Imagine what happens to Medicare when a few behemoth medical groups select their healthier than average patient panels. They start getting more money per person than they spend on health care. The extra cash goes into the pockets of doctors, hospital execs and shareholders. The other health care providers, the ones in small groups and in public hospitals that treat mostly the poor will find themselves in a deep financial hole trying to take care of the sickest of the sick with insufficient Medicare funds to cover their costs. Slowly, those doctors willing to treat sick elderly will close their offices—or stop accepting Medicare. Chronically ill seniors will find their options limited. Eventually, they will have to go to the local county hospital for care, because all the private doctors in their community will be getting rich taking care of seniors who are never sick. The behemoths will use some of that extra revenue to lobby the administration and Congress to make their own reimbursement for doing nothing even better. (“See how healthy we keep our patients? We deserve a reward.”) Doctors who actually try to do their job will be stigmatized as “spendthrift”. And no one can stigmatize a health care provider the way the federal government can.

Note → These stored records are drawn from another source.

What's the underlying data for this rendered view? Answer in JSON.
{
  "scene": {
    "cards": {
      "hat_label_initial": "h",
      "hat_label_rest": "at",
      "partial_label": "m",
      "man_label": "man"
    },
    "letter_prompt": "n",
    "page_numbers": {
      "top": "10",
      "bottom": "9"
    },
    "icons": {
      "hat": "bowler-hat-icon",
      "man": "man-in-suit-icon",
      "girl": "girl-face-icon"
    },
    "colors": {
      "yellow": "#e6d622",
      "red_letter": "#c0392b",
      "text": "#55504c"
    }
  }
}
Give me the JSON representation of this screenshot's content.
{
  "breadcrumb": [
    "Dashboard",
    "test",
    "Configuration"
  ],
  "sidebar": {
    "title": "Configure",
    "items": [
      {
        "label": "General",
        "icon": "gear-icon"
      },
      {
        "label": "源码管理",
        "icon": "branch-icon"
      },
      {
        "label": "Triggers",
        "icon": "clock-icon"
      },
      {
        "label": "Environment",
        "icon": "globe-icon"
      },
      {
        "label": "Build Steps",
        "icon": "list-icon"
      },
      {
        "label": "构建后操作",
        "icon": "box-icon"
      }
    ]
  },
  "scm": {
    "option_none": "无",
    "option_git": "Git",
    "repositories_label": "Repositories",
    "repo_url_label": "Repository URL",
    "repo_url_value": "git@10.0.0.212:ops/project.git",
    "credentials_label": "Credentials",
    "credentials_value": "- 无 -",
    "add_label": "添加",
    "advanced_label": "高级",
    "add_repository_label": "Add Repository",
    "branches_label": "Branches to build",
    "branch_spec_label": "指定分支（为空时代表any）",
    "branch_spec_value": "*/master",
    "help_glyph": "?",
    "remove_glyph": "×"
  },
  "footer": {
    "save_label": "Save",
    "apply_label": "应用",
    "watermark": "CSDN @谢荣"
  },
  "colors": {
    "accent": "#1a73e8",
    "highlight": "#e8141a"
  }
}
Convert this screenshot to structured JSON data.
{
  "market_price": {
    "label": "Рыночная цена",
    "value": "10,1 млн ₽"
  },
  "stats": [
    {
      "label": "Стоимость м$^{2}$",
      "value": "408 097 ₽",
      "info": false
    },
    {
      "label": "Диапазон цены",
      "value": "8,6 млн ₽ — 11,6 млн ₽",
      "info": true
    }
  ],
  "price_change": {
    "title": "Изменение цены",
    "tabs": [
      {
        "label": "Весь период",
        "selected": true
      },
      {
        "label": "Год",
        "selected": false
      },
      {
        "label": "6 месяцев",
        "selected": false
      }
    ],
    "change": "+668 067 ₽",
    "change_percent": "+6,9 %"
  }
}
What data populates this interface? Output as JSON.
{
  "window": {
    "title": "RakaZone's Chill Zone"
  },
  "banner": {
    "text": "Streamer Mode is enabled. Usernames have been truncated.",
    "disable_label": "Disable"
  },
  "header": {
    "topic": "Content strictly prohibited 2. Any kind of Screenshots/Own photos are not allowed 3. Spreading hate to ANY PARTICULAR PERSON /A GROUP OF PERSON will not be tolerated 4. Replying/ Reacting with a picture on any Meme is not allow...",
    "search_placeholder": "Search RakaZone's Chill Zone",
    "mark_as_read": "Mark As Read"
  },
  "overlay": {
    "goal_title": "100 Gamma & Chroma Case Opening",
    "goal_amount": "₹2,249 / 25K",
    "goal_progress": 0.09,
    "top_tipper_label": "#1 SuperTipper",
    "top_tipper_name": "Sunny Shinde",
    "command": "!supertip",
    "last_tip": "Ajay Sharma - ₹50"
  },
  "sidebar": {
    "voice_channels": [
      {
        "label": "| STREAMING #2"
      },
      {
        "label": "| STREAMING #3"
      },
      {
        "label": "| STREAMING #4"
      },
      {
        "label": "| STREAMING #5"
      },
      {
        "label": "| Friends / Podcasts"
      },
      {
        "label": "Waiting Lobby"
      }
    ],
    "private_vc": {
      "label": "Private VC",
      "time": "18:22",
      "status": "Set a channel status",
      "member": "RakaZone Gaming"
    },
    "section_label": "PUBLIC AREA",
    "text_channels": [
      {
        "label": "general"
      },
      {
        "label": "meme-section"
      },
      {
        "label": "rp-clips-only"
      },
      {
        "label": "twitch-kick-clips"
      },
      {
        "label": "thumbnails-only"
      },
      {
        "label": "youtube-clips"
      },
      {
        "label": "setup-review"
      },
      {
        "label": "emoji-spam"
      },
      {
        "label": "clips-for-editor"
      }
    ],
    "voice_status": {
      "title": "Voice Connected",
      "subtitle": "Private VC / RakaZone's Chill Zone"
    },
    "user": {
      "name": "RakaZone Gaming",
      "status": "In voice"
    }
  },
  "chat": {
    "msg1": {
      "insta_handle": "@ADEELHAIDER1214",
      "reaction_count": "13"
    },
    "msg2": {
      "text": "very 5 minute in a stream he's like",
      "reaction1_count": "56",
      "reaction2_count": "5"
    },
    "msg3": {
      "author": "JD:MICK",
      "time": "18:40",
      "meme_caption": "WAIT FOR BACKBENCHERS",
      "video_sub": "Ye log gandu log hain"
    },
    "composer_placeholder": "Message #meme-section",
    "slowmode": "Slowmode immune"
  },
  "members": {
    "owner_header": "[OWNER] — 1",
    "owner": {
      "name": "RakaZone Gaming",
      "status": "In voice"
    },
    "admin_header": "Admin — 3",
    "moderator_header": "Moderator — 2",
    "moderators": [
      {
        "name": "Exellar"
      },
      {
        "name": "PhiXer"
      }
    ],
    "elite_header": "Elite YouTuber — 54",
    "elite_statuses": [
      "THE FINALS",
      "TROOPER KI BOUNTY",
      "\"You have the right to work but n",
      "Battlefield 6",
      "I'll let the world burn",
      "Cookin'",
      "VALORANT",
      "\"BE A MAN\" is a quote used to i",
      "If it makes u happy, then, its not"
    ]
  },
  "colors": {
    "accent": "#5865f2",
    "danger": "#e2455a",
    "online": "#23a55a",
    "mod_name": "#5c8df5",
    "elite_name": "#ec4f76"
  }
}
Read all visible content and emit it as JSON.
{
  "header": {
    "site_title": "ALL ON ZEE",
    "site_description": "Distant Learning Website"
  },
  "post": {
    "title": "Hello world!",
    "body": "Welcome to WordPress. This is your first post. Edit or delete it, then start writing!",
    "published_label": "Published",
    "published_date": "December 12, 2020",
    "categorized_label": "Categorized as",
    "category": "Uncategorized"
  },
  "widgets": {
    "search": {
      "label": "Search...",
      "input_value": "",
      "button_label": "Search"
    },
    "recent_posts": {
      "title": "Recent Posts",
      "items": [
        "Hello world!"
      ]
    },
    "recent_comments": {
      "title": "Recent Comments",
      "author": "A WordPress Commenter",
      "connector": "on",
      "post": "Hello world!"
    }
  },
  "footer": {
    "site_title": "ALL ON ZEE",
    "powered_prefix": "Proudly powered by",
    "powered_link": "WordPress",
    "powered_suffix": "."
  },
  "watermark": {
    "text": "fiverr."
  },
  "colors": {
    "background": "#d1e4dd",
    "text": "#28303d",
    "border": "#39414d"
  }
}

If you want to see Grandma pushed from doctor to doctor, because no one wants to get stuck with the cost of colon cancer surgery, then send your letters of support to the White House. If you believe that the sickest folks deserve more not less care, then maybe you should send letters suggesting some other way to save money---like investing in public health and disease prevention, so seniors reach retirement age without so much chronic illness.